Similarly for $\sqrt{3}/2-i/2$. So $\cos$ is positive and $\sin$ is negative, that's quadrant $4$. The angle going to be $2\pi-\pi/6=11\pi/6$.

So now we have the two equations given by $z^3=2cis(7\pi/6)$ or $z^3=2(\cos(7\pi/6)+i\sin(7\pi/6))$, and $z^3=2(\cos(11\pi/6)+i\sin(11\pi/6))$.

So some point of confusion is a lot of people think oh well I had a negatives in the original equation where did the negatives go? Remember that $\sin(11\pi/6)$ is negative, and $\sin(7\pi/6)$ is negative, and $\cos(7\pi/6)$ is negative. So the signs are taken care of by the trig functions.

So thus, now all I have to do is just plug in CNRT. So what does CNRT say? Okay so it says take the cube root of the modulus, and then divide these two angles by $3$, and then add multiples of $2\pi$, and that gives you all of them.

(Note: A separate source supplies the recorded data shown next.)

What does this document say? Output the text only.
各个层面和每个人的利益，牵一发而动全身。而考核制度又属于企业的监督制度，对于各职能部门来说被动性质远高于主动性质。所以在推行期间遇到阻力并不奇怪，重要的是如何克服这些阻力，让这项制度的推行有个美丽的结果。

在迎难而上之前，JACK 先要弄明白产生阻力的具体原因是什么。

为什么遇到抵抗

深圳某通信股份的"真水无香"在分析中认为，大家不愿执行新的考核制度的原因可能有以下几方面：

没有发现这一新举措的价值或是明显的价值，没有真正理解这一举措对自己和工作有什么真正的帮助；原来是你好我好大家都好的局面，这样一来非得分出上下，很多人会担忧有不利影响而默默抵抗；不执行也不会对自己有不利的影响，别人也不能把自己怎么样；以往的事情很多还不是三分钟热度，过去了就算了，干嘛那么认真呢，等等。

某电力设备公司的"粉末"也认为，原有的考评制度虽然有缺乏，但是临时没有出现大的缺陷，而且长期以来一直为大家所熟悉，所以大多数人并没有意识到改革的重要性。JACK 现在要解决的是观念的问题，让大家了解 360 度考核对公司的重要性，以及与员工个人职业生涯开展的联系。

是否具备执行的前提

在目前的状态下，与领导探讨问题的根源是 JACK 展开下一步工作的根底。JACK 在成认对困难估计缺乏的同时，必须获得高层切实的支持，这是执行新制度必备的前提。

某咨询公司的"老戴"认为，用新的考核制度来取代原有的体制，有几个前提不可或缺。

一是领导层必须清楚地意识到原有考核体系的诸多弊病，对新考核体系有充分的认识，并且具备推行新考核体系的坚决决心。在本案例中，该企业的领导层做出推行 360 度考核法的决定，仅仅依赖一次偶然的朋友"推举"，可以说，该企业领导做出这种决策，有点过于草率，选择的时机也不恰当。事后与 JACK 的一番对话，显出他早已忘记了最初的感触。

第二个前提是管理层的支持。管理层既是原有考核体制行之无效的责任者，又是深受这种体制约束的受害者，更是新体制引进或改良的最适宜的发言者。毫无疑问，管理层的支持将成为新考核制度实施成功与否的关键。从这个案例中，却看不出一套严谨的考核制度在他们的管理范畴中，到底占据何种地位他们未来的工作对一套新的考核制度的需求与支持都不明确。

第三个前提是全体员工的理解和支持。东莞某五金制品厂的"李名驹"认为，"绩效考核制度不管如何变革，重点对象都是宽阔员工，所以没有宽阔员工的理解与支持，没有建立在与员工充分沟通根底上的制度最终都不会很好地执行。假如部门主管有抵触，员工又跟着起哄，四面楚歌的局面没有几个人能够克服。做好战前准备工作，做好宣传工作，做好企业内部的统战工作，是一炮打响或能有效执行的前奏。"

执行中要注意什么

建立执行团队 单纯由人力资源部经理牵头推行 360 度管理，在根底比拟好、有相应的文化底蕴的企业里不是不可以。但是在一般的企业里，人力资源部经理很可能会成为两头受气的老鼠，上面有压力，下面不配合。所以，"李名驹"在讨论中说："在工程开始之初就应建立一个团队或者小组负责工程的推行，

$$\begin{align*} z&=\sqrt[3]{2}\left(\cos\left(\frac{7\pi/6}{3}\right)+i\sin\left(\frac{7\pi/6}{3}\right)\right)\\ z&=\sqrt[3]{2}\left(\cos\left(\frac{7\pi/6+2\pi}{3}\right)+i\sin\left(\frac{7\pi/6+2\pi}{3}\right)\right)\\ z&=\sqrt[3]{2}\left(\cos\left(\frac{7\pi/6+4\pi}{3}\right)+i\sin\left(\frac{7\pi/6+4\pi}{3}\right)\right)\\ z&=\sqrt[3]{2}\left(\cos\left(\frac{11\pi/6}{3}\right)+i\sin\left(\frac{11\pi/6}{3}\right)\right)\\ z&=\sqrt[3]{2}\left(\cos\left(\frac{11\pi/6+2\pi}{3}\right)+i\sin\left(\frac{11\pi/6+2\pi}{3}\right)\right)\\ z&=\sqrt[3]{2}\left(\cos\left(\frac{11\pi/6+4\pi}{3}\right)+i\sin\left(\frac{11\pi/6+4\pi}{3}\right)\right) \end{align*}$$

Now you could simplify this a little bit I chose not to just to show the form, but again this is just a quick application now of CNRT. So once you get it into this nice form, CNRT can take you home.

So hopefully that gave you a little bit of an idea of what's going on. So again make sure you understand how to use CNRT. So once you write it in polar form, divide the angles by the degree, and take the $n$th root of the $r$ value, and just write down your solutions.

Now the question said I can put it in polar or standard form, so I'm going to put it in polar form. I think that’s perfectly reasonable, and it seemed to fall out naturally for me from that form. Okay great. So thank you very much for your time. Hopefully this video was a little bit informative, help you review some complex numbers.